(CN) - The state of Wisconsin unlawfully uses citation quotas to measure the performance of its state troopers, the union representing the officers claims in court.
In a complaint filed in Dane County, Wis., the union claims troopers are required to execute one traffic stop per hour of patrol and to issue 1 citation for every 1.8 hours of patrol.
The union claims these rules have been in force ever since the State Patrol division of the Wisconsin Department of Transportation revised its evaluation forms in 2012.
As per the evaluation forms, the state also requires troopers to issue a warning to a motorist every eight hours, the complaint says.
The Wisconsin Law Enforcement Association claims all this violates a 1999 state law prohibiting municipalities from "directly or indirectly" requiring officers to meet such quotas.
In addition, meeting these static quotas can be more difficult depending on an officer's shift and patrol location, the union says.

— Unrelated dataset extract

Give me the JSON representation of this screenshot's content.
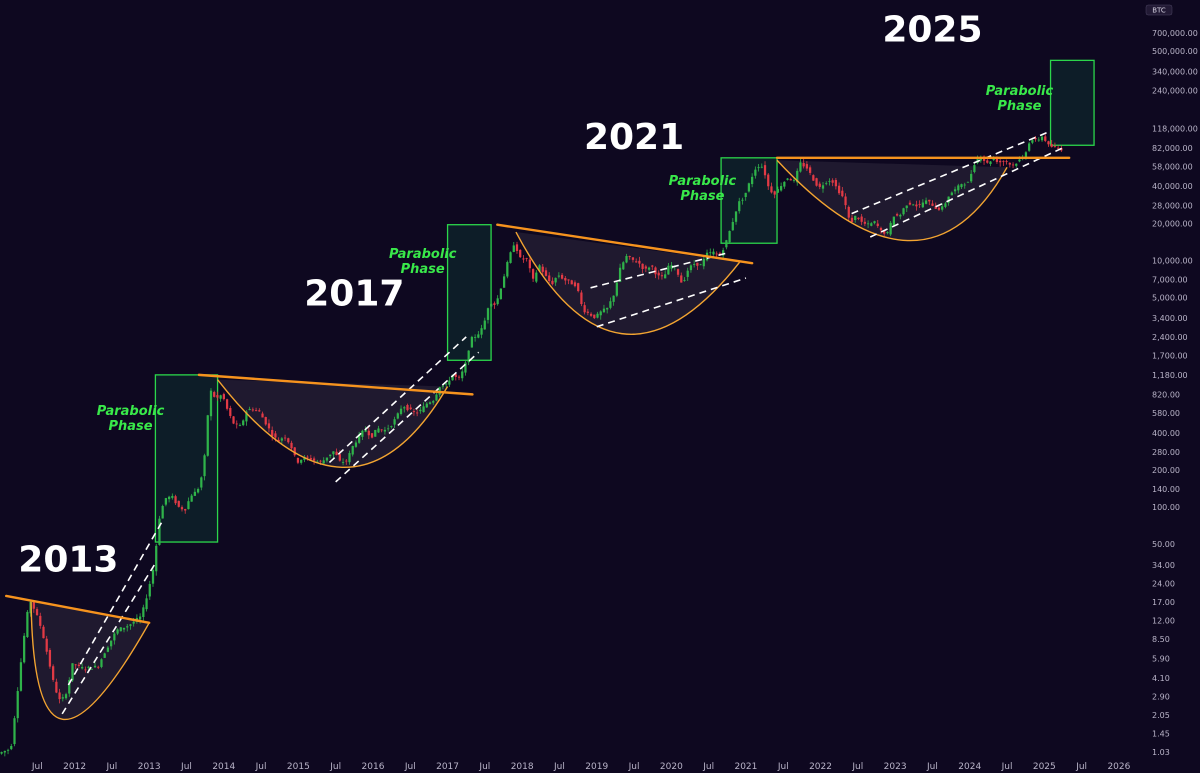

The October 19 filling also alleges that troopers who do not meet the quotas face consequences, including "job instructions with added working conditions; the denial of training opportunities, for instance, the honor guard; being assigned less desirable vehicles and older equipment; shift-time changes which have adverse health effects on certain troopers; being phoned and emailed often about 'poor work efforts' resulting in stress and requiring mental health counseling; and, compromised safety especially during night shift stops in snowstorms where squad cars have ended up sliding off the road."
On top of that, the state wants to expand the quotas to include even more officers, the union says.

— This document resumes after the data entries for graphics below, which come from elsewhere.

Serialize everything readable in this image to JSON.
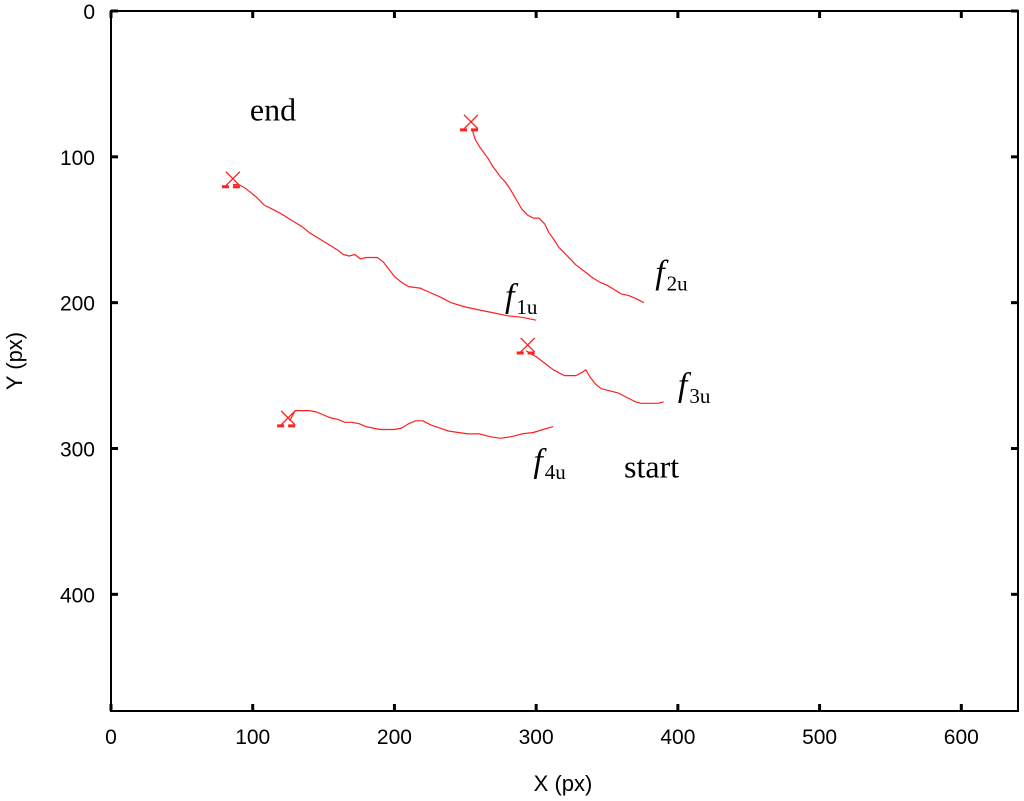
{
  "chart_data": {
    "type": "line",
    "title": "",
    "xlabel": "X (px)",
    "ylabel": "Y (px)",
    "xlim": [
      0,
      640
    ],
    "ylim": [
      0,
      480
    ],
    "y_inverted": true,
    "xticks": [
      0,
      100,
      200,
      300,
      400,
      500,
      600
    ],
    "yticks": [
      0,
      100,
      200,
      300,
      400
    ],
    "grid": false,
    "line_color": "#ff2020",
    "marker_color": "#ff2020",
    "series": [
      {
        "name": "",
        "label_main": "f",
        "label_sub": "1u",
        "label_at": [
          278,
          203
        ],
        "x": [
          300,
          290,
          280,
          270,
          260,
          250,
          240,
          232,
          225,
          218,
          210,
          205,
          200,
          196,
          192,
          188,
          184,
          180,
          176,
          172,
          168,
          164,
          160,
          155,
          150,
          145,
          140,
          135,
          130,
          125,
          120,
          114,
          108,
          103,
          98,
          94,
          90,
          86
        ],
        "y": [
          212,
          210,
          209,
          207,
          205,
          203,
          200,
          196,
          193,
          190,
          189,
          186,
          182,
          177,
          172,
          169,
          169,
          169,
          170,
          167,
          168,
          167,
          164,
          161,
          158,
          155,
          152,
          148,
          145,
          142,
          139,
          136,
          133,
          128,
          124,
          121,
          119,
          119
        ]
      },
      {
        "name": "",
        "label_main": "f",
        "label_sub": "2u",
        "label_at": [
          384,
          187
        ],
        "x": [
          376,
          370,
          365,
          360,
          355,
          350,
          345,
          340,
          336,
          332,
          328,
          324,
          320,
          316,
          312,
          309,
          306,
          302,
          298,
          294,
          290,
          287,
          284,
          281,
          278,
          275,
          272,
          269,
          266,
          263,
          260,
          257,
          255
        ],
        "y": [
          200,
          197,
          195,
          194,
          191,
          188,
          186,
          183,
          180,
          177,
          174,
          170,
          166,
          162,
          156,
          152,
          146,
          142,
          142,
          140,
          136,
          131,
          126,
          121,
          117,
          114,
          110,
          106,
          101,
          97,
          93,
          88,
          82
        ]
      },
      {
        "name": "",
        "label_main": "f",
        "label_sub": "3u",
        "label_at": [
          400,
          264
        ],
        "x": [
          390,
          386,
          382,
          378,
          374,
          370,
          366,
          362,
          358,
          354,
          350,
          346,
          342,
          338,
          335,
          332,
          328,
          324,
          320,
          316,
          312,
          308,
          304,
          300,
          296,
          293
        ],
        "y": [
          268,
          269,
          269,
          269,
          269,
          268,
          266,
          264,
          262,
          261,
          260,
          259,
          256,
          251,
          246,
          248,
          250,
          250,
          250,
          248,
          246,
          243,
          240,
          237,
          235,
          233
        ]
      },
      {
        "name": "",
        "label_main": "f",
        "label_sub": "4u",
        "label_at": [
          298,
          316
        ],
        "x": [
          312,
          305,
          298,
          290,
          282,
          275,
          268,
          260,
          252,
          245,
          238,
          232,
          226,
          220,
          215,
          210,
          205,
          200,
          195,
          190,
          185,
          180,
          175,
          170,
          165,
          160,
          155,
          150,
          145,
          140,
          135,
          130,
          126
        ],
        "y": [
          285,
          287,
          289,
          290,
          292,
          293,
          292,
          290,
          290,
          289,
          288,
          286,
          284,
          281,
          281,
          283,
          286,
          287,
          287,
          287,
          286,
          285,
          283,
          282,
          282,
          280,
          279,
          277,
          275,
          274,
          274,
          274,
          281
        ]
      }
    ],
    "markers": [
      {
        "x": 86,
        "y": 115
      },
      {
        "x": 254,
        "y": 76
      },
      {
        "x": 294,
        "y": 229
      },
      {
        "x": 125,
        "y": 279
      }
    ],
    "annotations": [
      {
        "text": "end",
        "at": [
          98,
          75
        ]
      },
      {
        "text": "start",
        "at": [
          362,
          320
        ]
      }
    ]
  }
}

The Department of Justice did not immediately respond to a request for comment, but a pamphlet on the Wisconsin Department of Transportation's website states "State Patrol officers absolutely do not have a quota for issuing citations."
The union is asking for declarations that the quota system is unlawful and an immediate cease of enforcement, in addition to removal of any disciplinary action or negative review based on the quota system from employees' files, according to the complaint.
It is represented by Sally Stix of Madison, Wis.